Gruyere, cheddar, raclette and Emmenthal are all good cheeses to use for the sauce base. Blue cheeses as well as aged cheeses such as parmesan and Pecorino Romano should be added in smaller quantities so that they melt uniformly with the other cheese. In order to get the smoothest texture when melting the cheese add it to the the béchamel sauce just before tossing it with the pasta. Panko crumbs and parmesan cheese as well as crushed tortilla chips, crackers and pretzels all make great crunchy toppings to add some contrast to the creamy base.
5 alternative pasta shapes to try in your mac and cheese
Farfalle is Italian for “butterflies” although in North America this pasta is more commonly known as bowties. The ridges that form on the pasta are ideal for creamy sauces made with or without the addition of pureed vegetables.
Penne is a tubular pasta that is best suited for sauces that contain ground meat or other finely textured ingredients. Because of penne’s long hollow shape the meat gets trapped inside making it the perfect vehicle for chunkier sauces.
Italian for “little ears”, orecchiette is small and disk-shaped with a slight indent. Each orecchiette is essentially a tiny pasta bowl, perfect for using in recipes that result in extra creamy sauces.

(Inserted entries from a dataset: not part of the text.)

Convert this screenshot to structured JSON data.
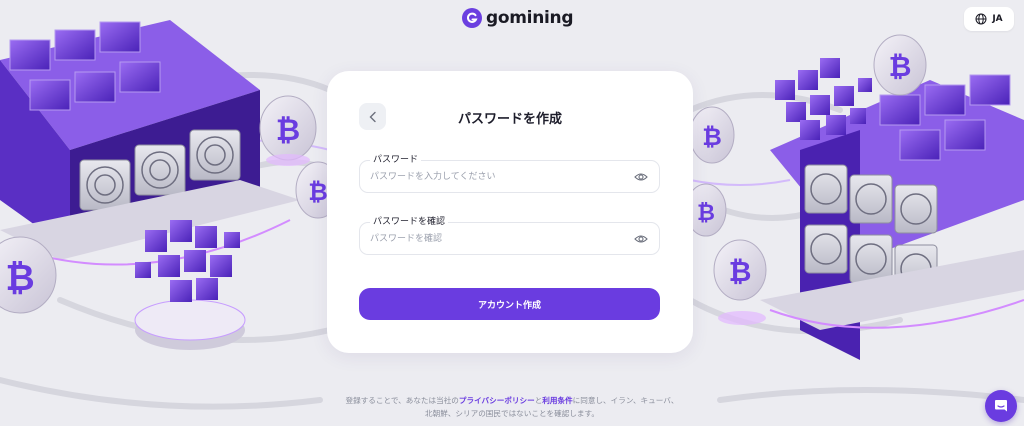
{
  "header": {
    "logo_text": "gomining",
    "language_label": "JA"
  },
  "card": {
    "title": "パスワードを作成",
    "password": {
      "label": "パスワード",
      "placeholder": "パスワードを入力してください",
      "value": ""
    },
    "confirm": {
      "label": "パスワードを確認",
      "placeholder": "パスワードを確認",
      "value": ""
    },
    "submit_label": "アカウント作成"
  },
  "footer": {
    "text_1": "登録することで、あなたは当社の",
    "privacy_link": "プライバシーポリシー",
    "text_2": "と",
    "terms_link": "利用条件",
    "text_3": "に同意し、イラン、キューバ、",
    "text_4": "北朝鮮、シリアの国民ではないことを確認します。"
  },
  "icons": {
    "logo": "gomining-logo-icon",
    "language": "globe-icon",
    "back": "chevron-left-icon",
    "reveal": "eye-icon",
    "chat": "chat-bubble-icon"
  },
  "colors": {
    "accent": "#6a3ce0",
    "background": "#ececf1",
    "card": "#ffffff"
  }
}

Available in sizes that range from miniature to jumbo, shells are a classic pasta to choose when adding in roasted vegetables such as broccoli or when showcasing a tried and true recipe for amazing cheese sauce as the inside of the shells hold a generous amount of sauce as it bakes.
Shaped like a delicate horn, Campanelle means “bellflowers,” in Italian and is ideal for recipes with peas or any other small pieces of meat or vegetable that can rest in the hollowed-out bell shape of the pasta.

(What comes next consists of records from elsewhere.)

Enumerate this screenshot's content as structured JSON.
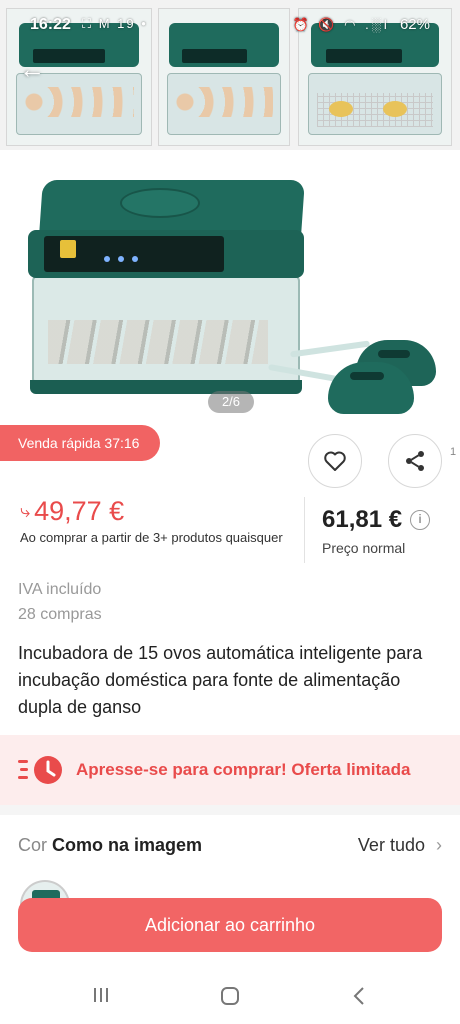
{
  "status_bar": {
    "time": "16:22",
    "left_icons": "⛶ M 19 •",
    "right_icons": "⏰ 🔇 ◠ .░l",
    "battery": "62%"
  },
  "gallery": {
    "counter": "2/6",
    "thumbnails": [
      "thumb-1",
      "thumb-2",
      "thumb-3"
    ]
  },
  "flash_sale": {
    "label": "Venda rápida 37:16"
  },
  "side_number": "1",
  "price": {
    "sale": "49,77 €",
    "sale_note": "Ao comprar a partir de 3+ produtos quaisquer",
    "normal": "61,81 €",
    "normal_label": "Preço normal"
  },
  "meta": {
    "vat": "IVA incluído",
    "purchases": "28 compras"
  },
  "product": {
    "title": "Incubadora de 15 ovos automática inteligente para incubação doméstica para fonte de alimentação dupla de ganso"
  },
  "hurry_banner": {
    "text": "Apresse-se para comprar! Oferta limitada"
  },
  "color": {
    "label": "Cor",
    "value": "Como na imagem",
    "see_all": "Ver tudo"
  },
  "cart_button": "Adicionar ao carrinho",
  "colors": {
    "accent": "#f26565",
    "sale_text": "#e94b4b",
    "banner_bg": "#fdeded",
    "product_green": "#1f6b5d"
  }
}
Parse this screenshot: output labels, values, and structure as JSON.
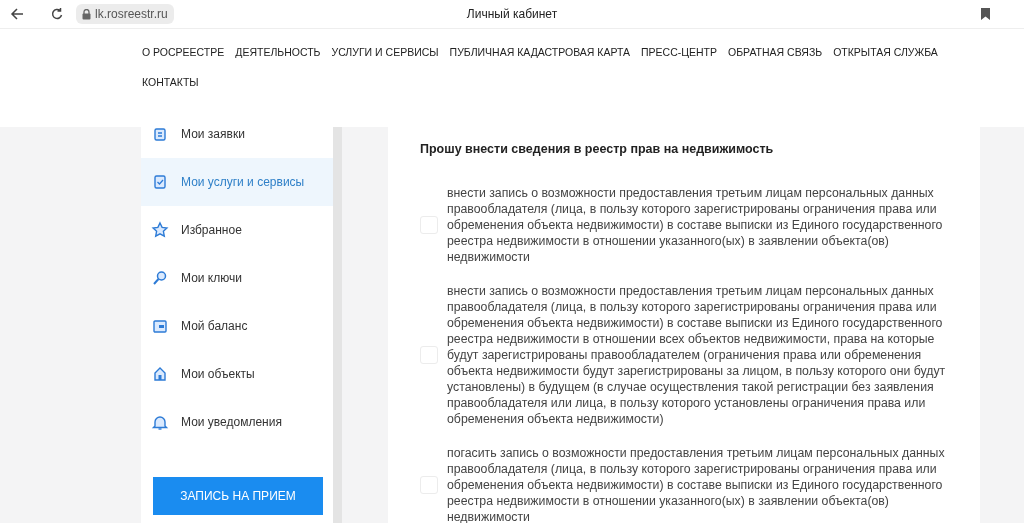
{
  "browser": {
    "url": "lk.rosreestr.ru",
    "title": "Личный кабинет"
  },
  "nav": [
    "О РОСРЕЕСТРЕ",
    "ДЕЯТЕЛЬНОСТЬ",
    "УСЛУГИ И СЕРВИСЫ",
    "ПУБЛИЧНАЯ КАДАСТРОВАЯ КАРТА",
    "ПРЕСС-ЦЕНТР",
    "ОБРАТНАЯ СВЯЗЬ",
    "ОТКРЫТАЯ СЛУЖБА",
    "КОНТАКТЫ"
  ],
  "sidebar": {
    "items": [
      {
        "kind": "requests",
        "label": "Мои заявки",
        "selected": false
      },
      {
        "kind": "services",
        "label": "Мои услуги и сервисы",
        "selected": true
      },
      {
        "kind": "favorites",
        "label": "Избранное",
        "selected": false
      },
      {
        "kind": "keys",
        "label": "Мои ключи",
        "selected": false
      },
      {
        "kind": "balance",
        "label": "Мой баланс",
        "selected": false
      },
      {
        "kind": "objects",
        "label": "Мои объекты",
        "selected": false
      },
      {
        "kind": "notifications",
        "label": "Мои уведомления",
        "selected": false
      }
    ],
    "button": "ЗАПИСЬ НА ПРИЕМ"
  },
  "form": {
    "heading": "Прошу внести сведения в реестр прав на недвижимость",
    "options": [
      {
        "checked": false,
        "text": "внести запись о возможности предоставления третьим лицам персональных данных правообладателя (лица, в пользу которого зарегистрированы ограничения права или обременения объекта недвижимости) в составе выписки из Единого государственного реестра недвижимости в отношении указанного(ых) в заявлении объекта(ов) недвижимости"
      },
      {
        "checked": false,
        "text": "внести запись о возможности предоставления третьим лицам персональных данных правообладателя (лица, в пользу которого зарегистрированы ограничения права или обременения объекта недвижимости) в составе выписки из Единого государственного реестра недвижимости в отношении всех объектов недвижимости, права на которые будут зарегистрированы правообладателем (ограничения права или обременения объекта недвижимости будут зарегистрированы за лицом, в пользу которого они будут установлены) в будущем (в случае осуществления такой регистрации без заявления правообладателя или лица, в пользу которого установлены ограничения права или обременения объекта недвижимости)"
      },
      {
        "checked": false,
        "text": "погасить запись о возможности предоставления третьим лицам персональных данных правообладателя (лица, в пользу которого зарегистрированы ограничения права или обременения объекта недвижимости) в составе выписки из Единого государственного реестра недвижимости в отношении указанного(ых) в заявлении объекта(ов) недвижимости"
      }
    ]
  }
}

5 add ins to take your mac and cheese to the next level
Steamed and pureed butternut squash gives macaroni and cheese a velvety texture and hint of sweetness. Replace half the milk in the recipe with pureed butternut squash and bake as usual, covering the macaroni and cheeses with a breadcrumb and parmesan topping. A great way to sneak in some extra veggies!

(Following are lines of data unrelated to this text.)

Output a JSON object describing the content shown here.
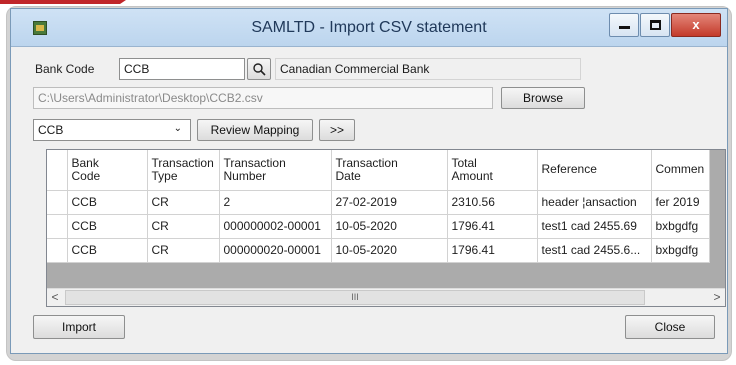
{
  "window": {
    "title": "SAMLTD - Import CSV statement"
  },
  "bank_code": {
    "label": "Bank Code",
    "value": "CCB",
    "name": "Canadian Commercial Bank"
  },
  "file": {
    "path": "C:\\Users\\Administrator\\Desktop\\CCB2.csv",
    "browse_label": "Browse"
  },
  "mapping": {
    "selected": "CCB",
    "review_label": "Review Mapping",
    "next_label": ">>"
  },
  "grid": {
    "columns": [
      "Bank\nCode",
      "Transaction\nType",
      "Transaction\nNumber",
      "Transaction\nDate",
      "Total\nAmount",
      "Reference",
      "Commen"
    ],
    "rows": [
      [
        "CCB",
        "CR",
        "2",
        "27-02-2019",
        "2310.56",
        "header ¦ansaction",
        "fer 2019"
      ],
      [
        "CCB",
        "CR",
        "000000002-00001",
        "10-05-2020",
        "1796.41",
        "test1 cad 2455.69",
        "bxbgdfg"
      ],
      [
        "CCB",
        "CR",
        "000000020-00001",
        "10-05-2020",
        "1796.41",
        "test1 cad 2455.6...",
        "bxbgdfg"
      ]
    ],
    "scroll_left": "<",
    "scroll_right": ">",
    "scroll_grip": "III"
  },
  "footer": {
    "import_label": "Import",
    "close_label": "Close"
  },
  "icons": {
    "app": "app-icon",
    "search": "search-icon",
    "dropdown": "chevron-down-icon",
    "close": "close-icon",
    "minimize": "minimize-icon",
    "maximize": "maximize-icon"
  },
  "colors": {
    "close_button": "#c33a2a",
    "accent_red": "#c0262a"
  }
}
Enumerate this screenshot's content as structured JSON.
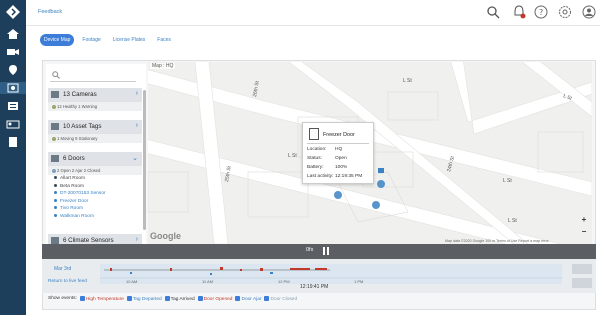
{
  "topbar": {
    "feedback_label": "Feedback"
  },
  "tabs": [
    {
      "label": "Device Map",
      "active": true
    },
    {
      "label": "Footage",
      "active": false
    },
    {
      "label": "License Plates",
      "active": false
    },
    {
      "label": "Faces",
      "active": false
    }
  ],
  "sidebar": {
    "search_placeholder": "",
    "groups": [
      {
        "title": "13 Cameras",
        "sub": "12 Healthy   1 Warning"
      },
      {
        "title": "10 Asset Tags",
        "sub": "1 Moving   9 Stationary"
      },
      {
        "title": "6 Doors",
        "sub": "2 Open   2 Ajar   2 Closed",
        "items": [
          {
            "label": "Allart Room",
            "link": false
          },
          {
            "label": "Beta Room",
            "link": false
          },
          {
            "label": "DT-20070153 Sensor",
            "link": true
          },
          {
            "label": "Freezer Door",
            "link": true
          },
          {
            "label": "Tivo Room",
            "link": true
          },
          {
            "label": "Walkman Room",
            "link": true
          }
        ]
      },
      {
        "title": "6 Climate Sensors",
        "sub": ""
      }
    ]
  },
  "map": {
    "label": "Map : HQ",
    "streets": [
      "L St",
      "L St",
      "L St",
      "26th St",
      "25th St",
      "24th St",
      "L St",
      "L St"
    ],
    "popup": {
      "title": "Freezer Door",
      "rows": [
        {
          "key": "Location:",
          "value": "HQ"
        },
        {
          "key": "Status:",
          "value": "Open"
        },
        {
          "key": "Battery:",
          "value": "100%"
        },
        {
          "key": "Last activity:",
          "value": "12:19:35 PM"
        }
      ]
    },
    "google": "Google",
    "footer": "Map data ©2020 Google   100 m   Terms of Use   Report a map error"
  },
  "timeline": {
    "bar_label": "0fx",
    "month_label": "Mar 3rd",
    "return_label": "Return to live feed",
    "timestamp": "12:19:41 PM",
    "tick_labels": [
      "10 AM",
      "11 AM",
      "12 PM",
      "1 PM"
    ]
  },
  "events": {
    "label": "Show events:",
    "items": [
      {
        "label": "High Temperature",
        "color": "#c0392b"
      },
      {
        "label": "Tag Departed",
        "color": "#3b82c4"
      },
      {
        "label": "Tag Arrived",
        "color": "#333333"
      },
      {
        "label": "Door Opened",
        "color": "#c0392b"
      },
      {
        "label": "Door Ajar",
        "color": "#3b82c4"
      },
      {
        "label": "Door Closed",
        "color": "#8aa0b3"
      }
    ]
  },
  "colors": {
    "rail": "#1d3f5c",
    "accent": "#3b7dd8",
    "alert": "#c0392b"
  }
}
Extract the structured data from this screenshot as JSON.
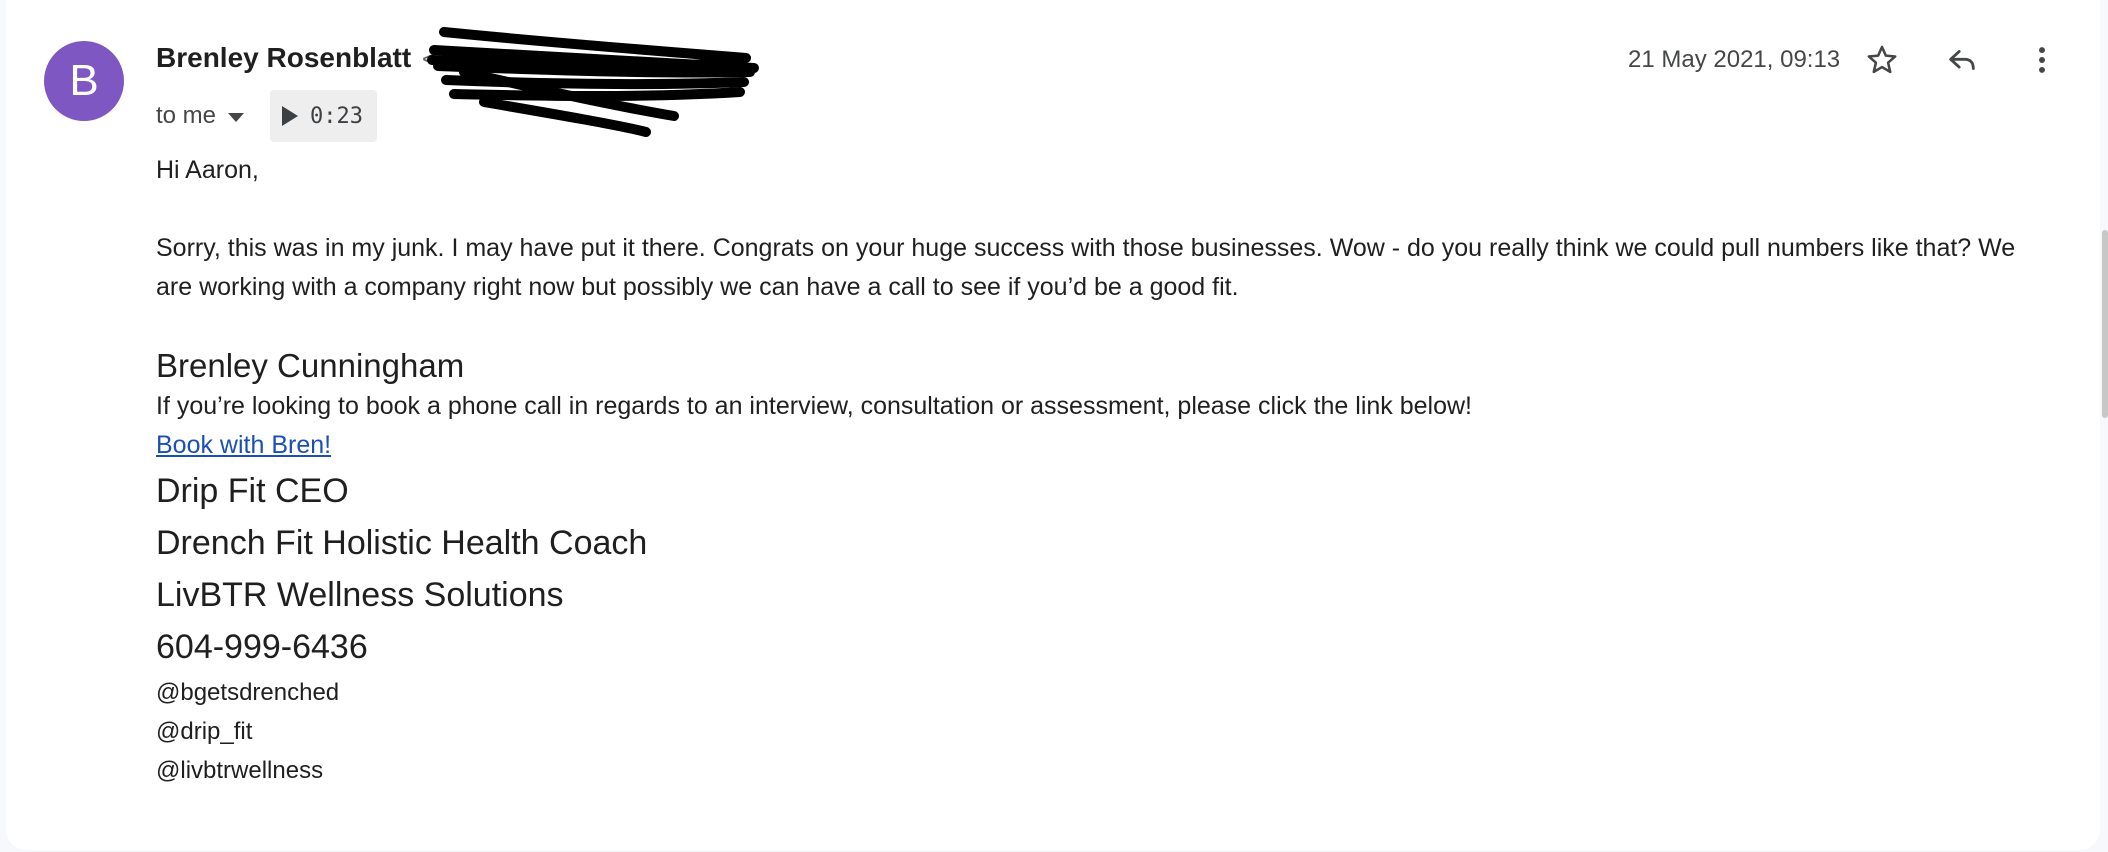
{
  "header": {
    "avatar_letter": "B",
    "sender_name": "Brenley Rosenblatt",
    "sender_email_fragment": "<",
    "recipient": "to me",
    "audio_duration": "0:23",
    "timestamp": "21 May 2021, 09:13"
  },
  "actions": {
    "star_icon": "star-outline",
    "reply_icon": "reply-arrow",
    "more_icon": "vertical-dots"
  },
  "body": {
    "greeting": "Hi Aaron,",
    "paragraph": "Sorry, this was in my junk. I may have put it there. Congrats on your huge success with those businesses. Wow - do you really think we could pull numbers like that? We are working with a company right now but possibly we can have a call to see if you’d be a good fit."
  },
  "signature": {
    "name": "Brenley Cunningham",
    "booking_text": "If you’re looking to book a phone call in regards to an interview, consultation or assessment, please click the link below!",
    "booking_link": "Book with Bren! ",
    "titles": [
      "Drip Fit CEO",
      "Drench Fit Holistic Health Coach",
      "LivBTR Wellness Solutions"
    ],
    "phone": "604-999-6436",
    "handles": [
      "@bgetsdrenched",
      "@drip_fit",
      "@livbtrwellness"
    ]
  },
  "colors": {
    "avatar_bg": "#7e57c2",
    "link": "#1a4fb6",
    "page_bg": "#f6f8fc"
  }
}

Frozen green peas are a colourful add in and can elevate a white cheese sauce into something elegant and perfect for a spring dinner party. Don’t bother shelling fresh peas, as their delicate sweet flavour would immediately be overwhelmed by the rich sauce.
Once the cheese sauce is done cooking turn off the heat and stir in a generous half a cup of plain Greek yogourt. In addition to adding extra protein, Greek yogourt gives macaroni and cheese a subtle tanginess similar to the one produced by blue cheese.
Roast broccoli florets in a very small amount of olive oil before adding them to the cooked pasta, gently coating with cheese sauce before baking. Broccoli’s nutty flavour is enhanced when roasted, so try using Gruyere or raclette as an alternative to cheddar in the sauce.
Ground turkey or chicken
Add cooked ground turkey or chicken to boiled pasta and stir in a small can of seasoned diced tomatoes, finely diced fresh or pickled hot peppers and a package of taco seasoning mix. Stir in the sauce and bake as usual, topping with crushed tortilla chips in place of breadcrumbs.